Emotional regulation is the ability to influence which emotions you have, when you have them, and how they shape your behavior. Stanford psychologist James Gross, whose research on emotion regulation is among the most cited in the field, distinguishes between two primary strategies: reappraisal — changing how you think about a situation before the emotion fully forms — and suppression — pushing the emotion down after it's already there.
Reappraisal works. Suppression doesn't, at least not without cost. Gross's research found that suppression reduces the outward expression of emotion but doesn't reduce the internal experience. The feeling is still there.
Clinical professor of psychiatry Daniel Siegel developed the window of tolerance framework to describe the zone in which a person can function effectively: processing information, staying present, and responding rather than reacting. Under pressure, leaders get pushed out of that window faster than they realize.
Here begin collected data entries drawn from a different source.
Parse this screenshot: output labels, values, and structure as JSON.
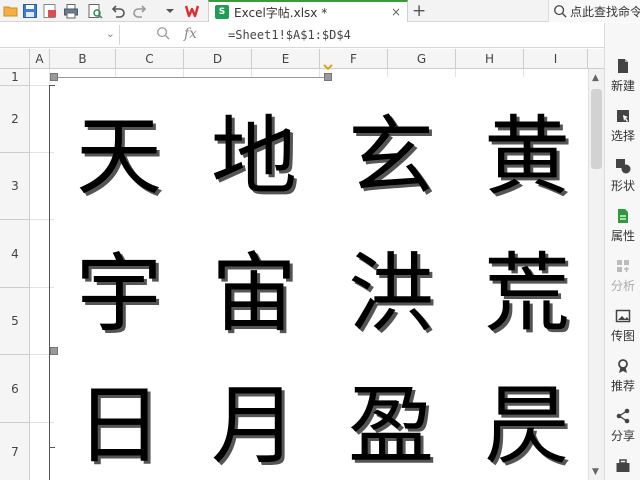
{
  "toolbar": {
    "icons": [
      "folder-open-icon",
      "save-icon",
      "export-pdf-icon",
      "print-icon",
      "print-preview-icon",
      "undo-icon",
      "redo-icon",
      "dropdown-icon",
      "wps-logo-icon"
    ],
    "search_placeholder": "点此查找命令"
  },
  "tab": {
    "title": "Excel字帖.xlsx *",
    "close_label": "×",
    "new_tab_label": "+"
  },
  "formula_bar": {
    "name_box_value": "",
    "fx_label": "fx",
    "formula": "=Sheet1!$A$1:$D$4"
  },
  "sheet": {
    "columns": [
      "A",
      "B",
      "C",
      "D",
      "E",
      "F",
      "G",
      "H",
      "I"
    ],
    "rows": [
      "1",
      "2",
      "3",
      "4",
      "5",
      "6",
      "7"
    ]
  },
  "picture": {
    "characters": [
      "天",
      "地",
      "玄",
      "黄",
      "宇",
      "宙",
      "洪",
      "荒",
      "日",
      "月",
      "盈",
      "昃"
    ]
  },
  "right_panel": {
    "items": [
      {
        "icon": "new-icon",
        "label": "新建",
        "enabled": true
      },
      {
        "icon": "select-icon",
        "label": "选择",
        "enabled": true
      },
      {
        "icon": "shapes-icon",
        "label": "形状",
        "enabled": true
      },
      {
        "icon": "properties-icon",
        "label": "属性",
        "enabled": true
      },
      {
        "icon": "analysis-icon",
        "label": "分析",
        "enabled": false
      },
      {
        "icon": "send-image-icon",
        "label": "传图",
        "enabled": true
      },
      {
        "icon": "recommend-icon",
        "label": "推荐",
        "enabled": true
      },
      {
        "icon": "share-icon",
        "label": "分享",
        "enabled": true
      }
    ]
  },
  "colors": {
    "accent_green": "#3c9a3c",
    "wps_red": "#e02d2d",
    "excel_green": "#1f9d55"
  }
}
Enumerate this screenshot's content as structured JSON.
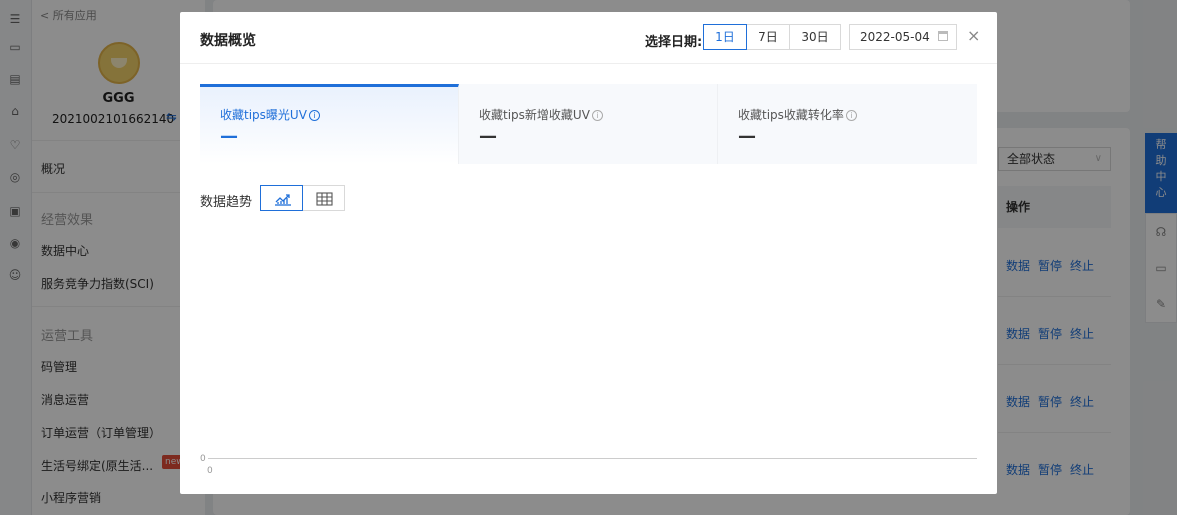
{
  "sidebar": {
    "back_label": "< 所有应用",
    "user_name": "GGG",
    "user_id": "2021002101662140",
    "switch_glyph": "⇋",
    "overview": "概况",
    "groups": [
      {
        "title": "经营效果",
        "items": [
          "数据中心",
          "服务竞争力指数(SCI)"
        ]
      },
      {
        "title": "运营工具",
        "items": [
          "码管理",
          "消息运营",
          "订单运营（订单管理）",
          "生活号绑定(原生活...",
          "小程序营销"
        ]
      }
    ],
    "new_badge": "new"
  },
  "background": {
    "status_select": "全部状态",
    "ops_header": "操作",
    "row_actions": [
      "数据",
      "暂停",
      "终止"
    ]
  },
  "help": {
    "label": "帮助中心"
  },
  "modal": {
    "title": "数据概览",
    "date_label": "选择日期:",
    "date_options": [
      "1日",
      "7日",
      "30日"
    ],
    "date_value": "2022-05-04",
    "close_glyph": "×",
    "metrics": [
      {
        "label": "收藏tips曝光UV",
        "value": "—",
        "info": "i"
      },
      {
        "label": "收藏tips新增收藏UV",
        "value": "—",
        "info": "i"
      },
      {
        "label": "收藏tips收藏转化率",
        "value": "—",
        "info": "i"
      }
    ],
    "trend_label": "数据趋势",
    "view_modes": [
      "line-chart-icon",
      "table-icon"
    ]
  },
  "chart_data": {
    "type": "line",
    "x": [],
    "series": [],
    "y_tick": "0",
    "x_tick": "0",
    "title": "",
    "xlabel": "",
    "ylabel": ""
  },
  "colors": {
    "accent": "#1f6fd9",
    "badge": "#e34d3a"
  }
}
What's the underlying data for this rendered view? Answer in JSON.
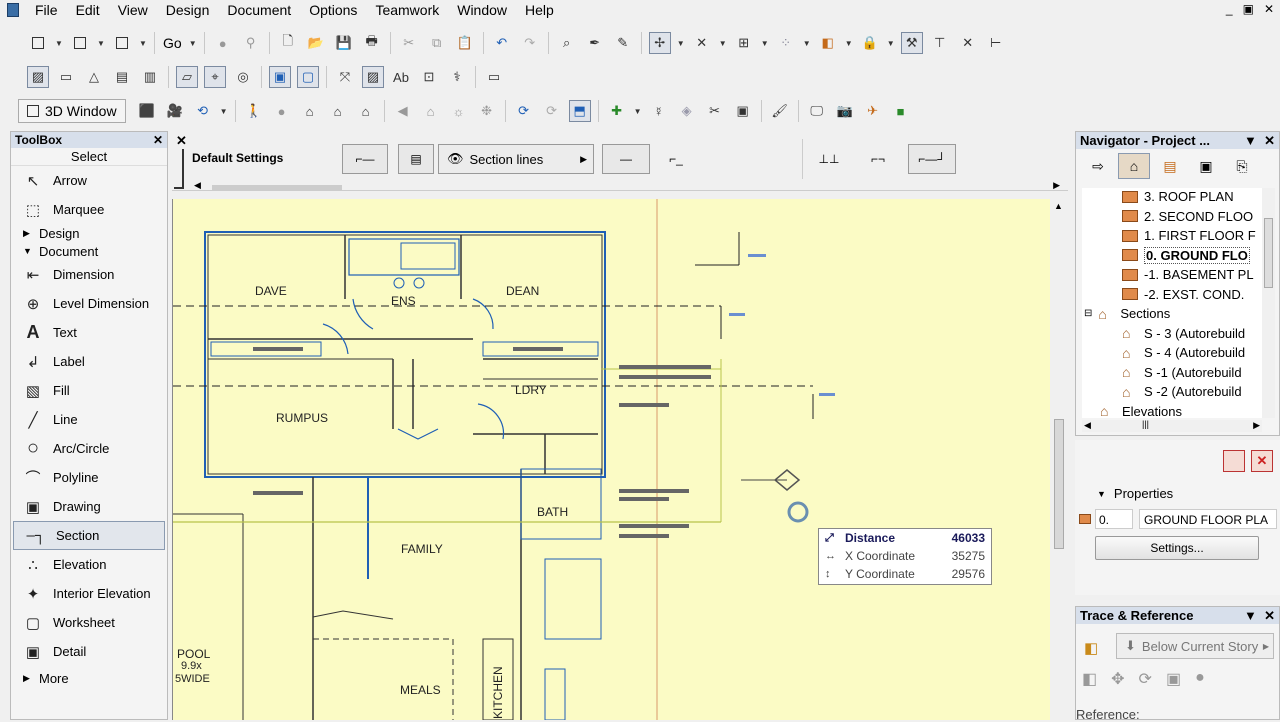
{
  "menu": [
    "File",
    "Edit",
    "View",
    "Design",
    "Document",
    "Options",
    "Teamwork",
    "Window",
    "Help"
  ],
  "window_controls": [
    "_",
    "▣",
    "✕"
  ],
  "toolbar": {
    "go_label": "Go",
    "window3d_label": "3D Window"
  },
  "toolbox": {
    "title": "ToolBox",
    "close": "✕",
    "select_label": "Select",
    "items_top": [
      {
        "label": "Arrow",
        "icon": "↖"
      },
      {
        "label": "Marquee",
        "icon": "⬚"
      }
    ],
    "design_group": "Design",
    "document_group": "Document",
    "items_document": [
      {
        "label": "Dimension",
        "icon": "⇤"
      },
      {
        "label": "Level Dimension",
        "icon": "⊕"
      },
      {
        "label": "Text",
        "icon": "A"
      },
      {
        "label": "Label",
        "icon": "↲"
      },
      {
        "label": "Fill",
        "icon": "▧"
      },
      {
        "label": "Line",
        "icon": "╱"
      },
      {
        "label": "Arc/Circle",
        "icon": "○"
      },
      {
        "label": "Polyline",
        "icon": "⌒"
      },
      {
        "label": "Drawing",
        "icon": "▣"
      },
      {
        "label": "Section",
        "icon": "–┐"
      },
      {
        "label": "Elevation",
        "icon": "∴"
      },
      {
        "label": "Interior Elevation",
        "icon": "✦"
      },
      {
        "label": "Worksheet",
        "icon": "▢"
      },
      {
        "label": "Detail",
        "icon": "▣"
      }
    ],
    "more_label": "More"
  },
  "infobox": {
    "close": "✕",
    "default_settings": "Default Settings",
    "section_lines": "Section lines"
  },
  "plan": {
    "rooms": [
      "DAVE",
      "ENS",
      "DEAN",
      "LDRY",
      "RUMPUS",
      "BATH",
      "FAMILY",
      "POOL",
      "9.9x",
      "5WIDE",
      "MEALS",
      "KITCHEN"
    ]
  },
  "coordinates": {
    "distance_label": "Distance",
    "distance_value": "46033",
    "x_label": "X Coordinate",
    "x_value": "35275",
    "y_label": "Y Coordinate",
    "y_value": "29576"
  },
  "navigator": {
    "title": "Navigator - Project ...",
    "stories": [
      "3. ROOF PLAN",
      "2. SECOND FLOO",
      "1. FIRST FLOOR F",
      "0. GROUND FLO",
      "-1. BASEMENT PL",
      "-2. EXST. COND."
    ],
    "sections_label": "Sections",
    "sections": [
      "S - 3 (Autorebuild",
      "S - 4 (Autorebuild",
      "S -1 (Autorebuild",
      "S -2 (Autorebuild"
    ],
    "elevations_label": "Elevations"
  },
  "properties": {
    "title": "Properties",
    "story_number": "0.",
    "story_name": "GROUND FLOOR PLA",
    "settings_button": "Settings..."
  },
  "trace": {
    "title": "Trace & Reference",
    "below_story": "Below Current Story",
    "reference_label": "Reference:"
  }
}
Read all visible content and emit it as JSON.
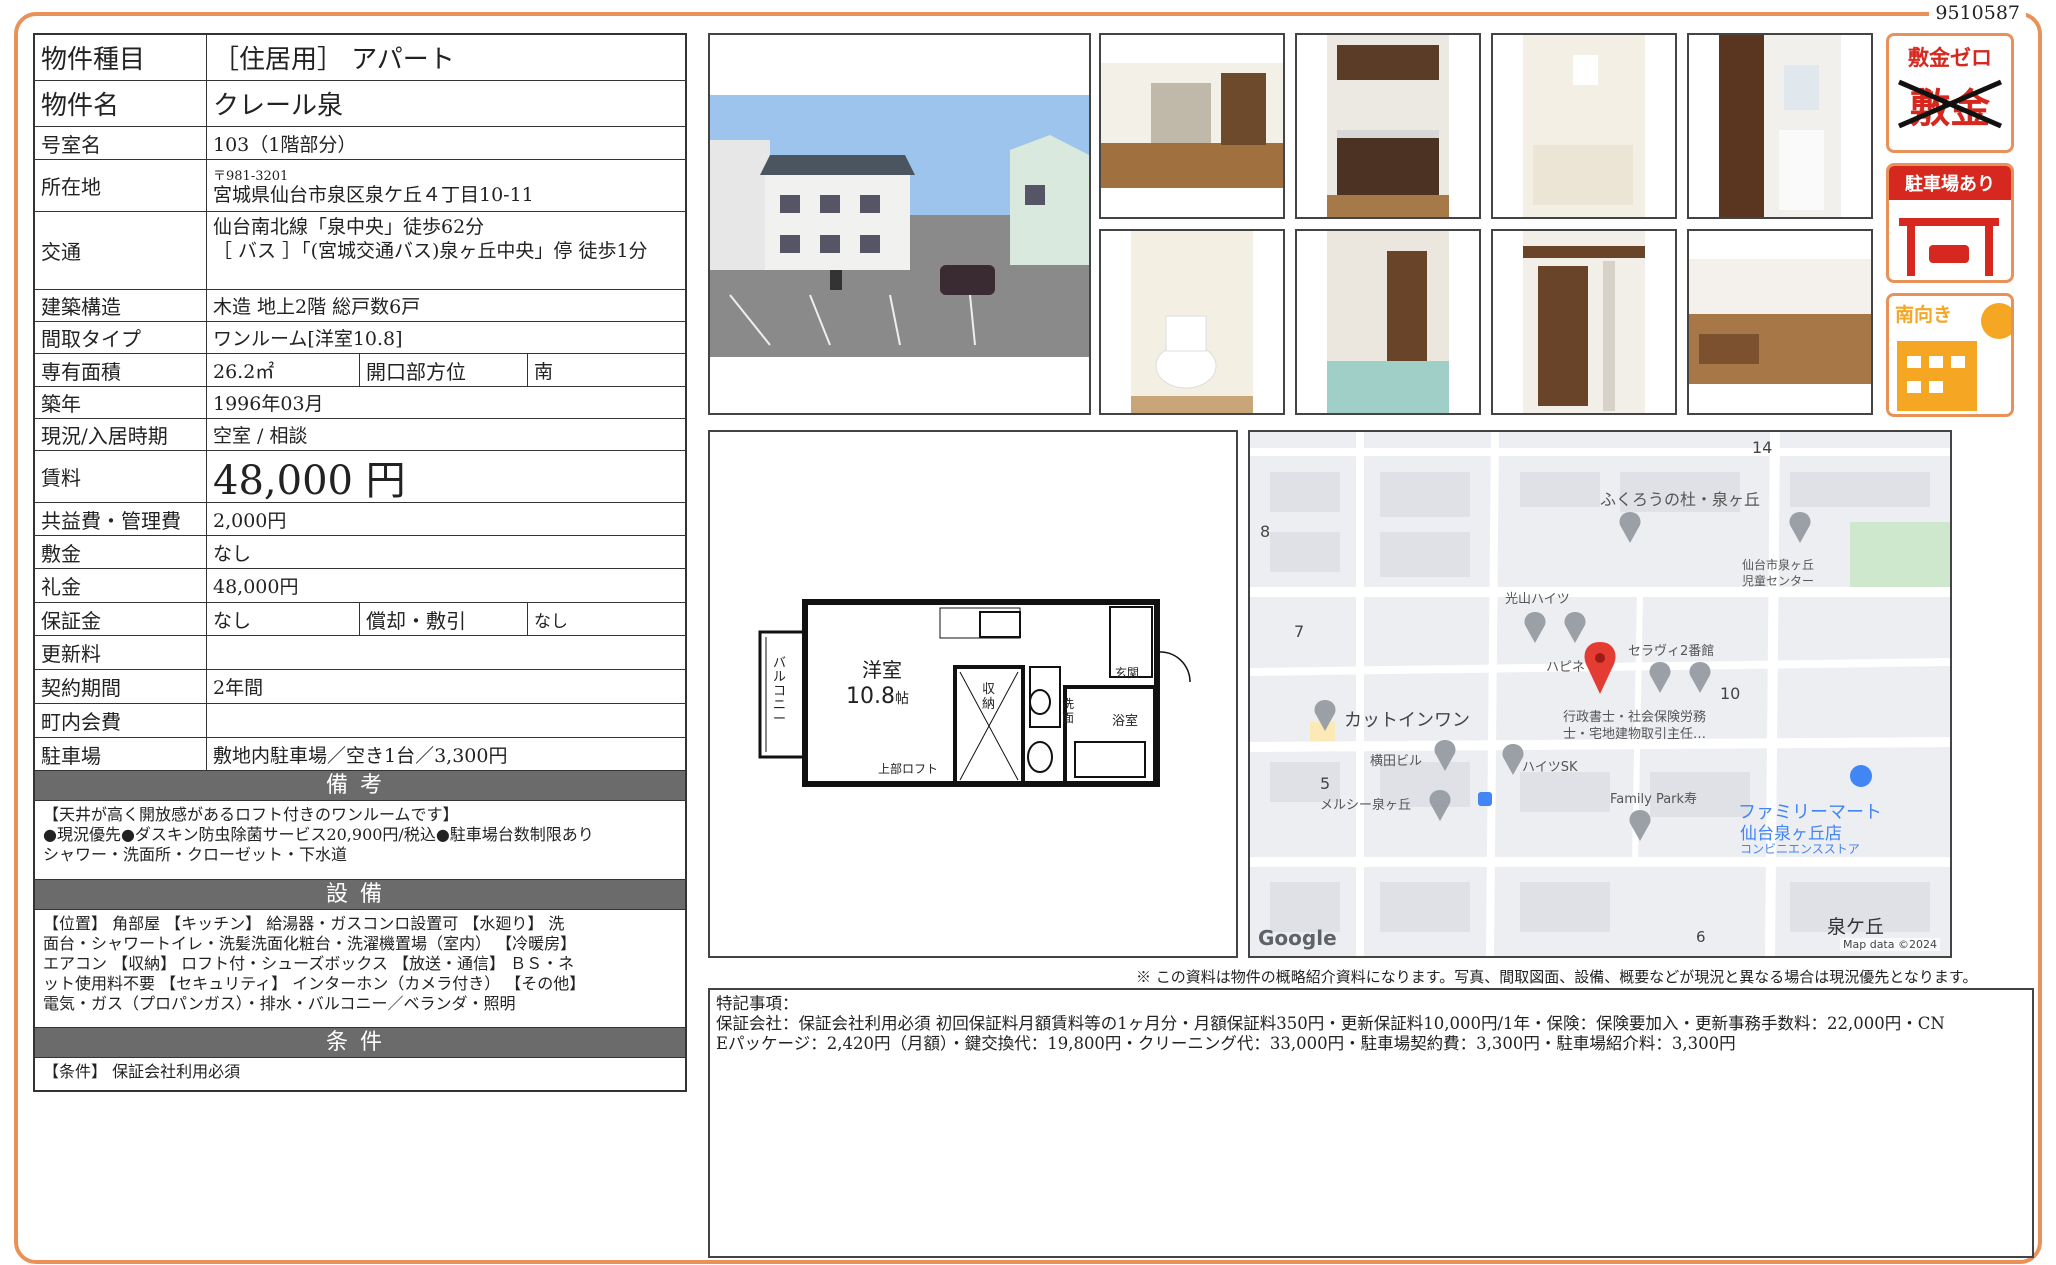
{
  "doc_id": "9510587",
  "property": {
    "type_label": "物件種目",
    "type_value": "［住居用］ アパート",
    "name_label": "物件名",
    "name_value": "クレール泉",
    "room_label": "号室名",
    "room_value": "103（1階部分）",
    "address_label": "所在地",
    "postal": "〒981-3201",
    "address_value": "宮城県仙台市泉区泉ケ丘４丁目10-11",
    "traffic_label": "交通",
    "traffic_1": "仙台南北線「泉中央」徒歩62分",
    "traffic_2": "［ バス ］「(宮城交通バス)泉ヶ丘中央」停 徒歩1分",
    "structure_label": "建築構造",
    "structure_value": "木造 地上2階 総戸数6戸",
    "layout_label": "間取タイプ",
    "layout_value": "ワンルーム[洋室10.8]",
    "area_label": "専有面積",
    "area_value": "26.2㎡",
    "direction_label": "開口部方位",
    "direction_value": "南",
    "built_label": "築年",
    "built_value": "1996年03月",
    "status_label": "現況/入居時期",
    "status_value": "空室 / 相談",
    "rent_label": "賃料",
    "rent_value": "48,000 円",
    "fee_label": "共益費・管理費",
    "fee_value": "2,000円",
    "deposit_label": "敷金",
    "deposit_value": "なし",
    "key_money_label": "礼金",
    "key_money_value": "48,000円",
    "guarantee_label": "保証金",
    "guarantee_value": "なし",
    "amort_label": "償却・敷引",
    "amort_value": "なし",
    "renewal_label": "更新料",
    "renewal_value": "",
    "contract_label": "契約期間",
    "contract_value": "2年間",
    "assoc_label": "町内会費",
    "assoc_value": "",
    "parking_label": "駐車場",
    "parking_value": "敷地内駐車場／空き1台／3,300円"
  },
  "remarks": {
    "header": "備考",
    "lines": [
      "【天井が高く開放感があるロフト付きのワンルームです】",
      "●現況優先●ダスキン防虫除菌サービス20,900円/税込●駐車場台数制限あり",
      "シャワー・洗面所・クローゼット・下水道"
    ]
  },
  "facilities": {
    "header": "設備",
    "lines": [
      "【位置】 角部屋 【キッチン】 給湯器・ガスコンロ設置可 【水廻り】 洗",
      "面台・シャワートイレ・洗髪洗面化粧台・洗濯機置場（室内） 【冷暖房】",
      "エアコン 【収納】 ロフト付・シューズボックス 【放送・通信】 ＢＳ・ネ",
      "ット使用料不要 【セキュリティ】 インターホン（カメラ付き） 【その他】",
      "電気・ガス（プロパンガス）・排水・バルコニー／ベランダ・照明"
    ]
  },
  "conditions": {
    "header": "条件",
    "lines": [
      "【条件】 保証会社利用必須"
    ]
  },
  "badges": {
    "deposit_zero": {
      "title": "敷金ゼロ",
      "crossed": "敷金"
    },
    "parking": {
      "title": "駐車場あり"
    },
    "south": {
      "title": "南向き"
    }
  },
  "floorplan": {
    "room_name": "洋室",
    "room_size": "10.8",
    "room_unit": "帖",
    "balcony": "バルコニー",
    "storage": "収納",
    "washroom": "洗面",
    "entrance": "玄関",
    "bath": "浴室",
    "loft": "上部ロフト"
  },
  "map": {
    "labels": [
      "14",
      "ふくろうの杜・泉ヶ丘",
      "8",
      "仙台市泉ヶ丘",
      "児童センター",
      "光山ハイツ",
      "7",
      "ハピネ",
      "セラヴィ2番館",
      "10",
      "行政書士・社会保険労務",
      "士・宅地建物取引主任…",
      "カットインワン",
      "横田ビル",
      "ハイツSK",
      "5",
      "メルシー泉ヶ丘",
      "Family Park寿",
      "ファミリーマート",
      "仙台泉ヶ丘店",
      "コンビニエンスストア",
      "泉ケ丘",
      "6"
    ],
    "google": "Google",
    "credit": "Map data ©2024"
  },
  "disclaimer": "※ この資料は物件の概略紹介資料になります。写真、間取図面、設備、概要などが現況と異なる場合は現況優先となります。",
  "special": {
    "title": "特記事項：",
    "line1": "保証会社：保証会社利用必須 初回保証料月額賃料等の1ヶ月分・月額保証料350円・更新保証料10,000円/1年・保険：保険要加入・更新事務手数料：22,000円・CN",
    "line2": "Eパッケージ：2,420円（月額）・鍵交換代：19,800円・クリーニング代：33,000円・駐車場契約費：3,300円・駐車場紹介料：3,300円"
  },
  "colors": {
    "accent": "#e8925a",
    "section": "#6b6b6b",
    "badge_red": "#d6281f",
    "badge_orange": "#f5a623"
  }
}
The leader's emotional state is not private. A leader's mood tends to spread to the team. This is a phenomenon researchers call emotional contagion. A leader outside their window pulls the team outside theirs. The meeting that goes sideways, the decision made in anger, the silence that follows a leader's shutdown all of it ripples.
A leader who can't regulate under pressure makes worse decisions not because they're less intelligent, but because emotional flooding impairs the prefrontal cortex, the part of the brain responsible for reasoning, planning, and judgment. The decisions made outside the window tend to be faster, more certain, and more regretted.
Suppression has its own cost. Leaders who chronically suppress rather than regulate tend to report higher exhaustion over time. The effort of containment depletes the very resource needed for regulation.
Start by learning what it feels like to be inside your window versus outside it. Most leaders can't answer that question precisely. What happens in your body when you're being pushed out? Where do you feel it first? Chest, jaw, shoulders, breathing? That signal is your early warning system. You can't regulate what you haven't noticed.
Reappraisal, Gross's term for changing how you interpret a situation before the emotion fully forms is the most researched and most effective strategy. It starts with a simple question: Is there another way to read this?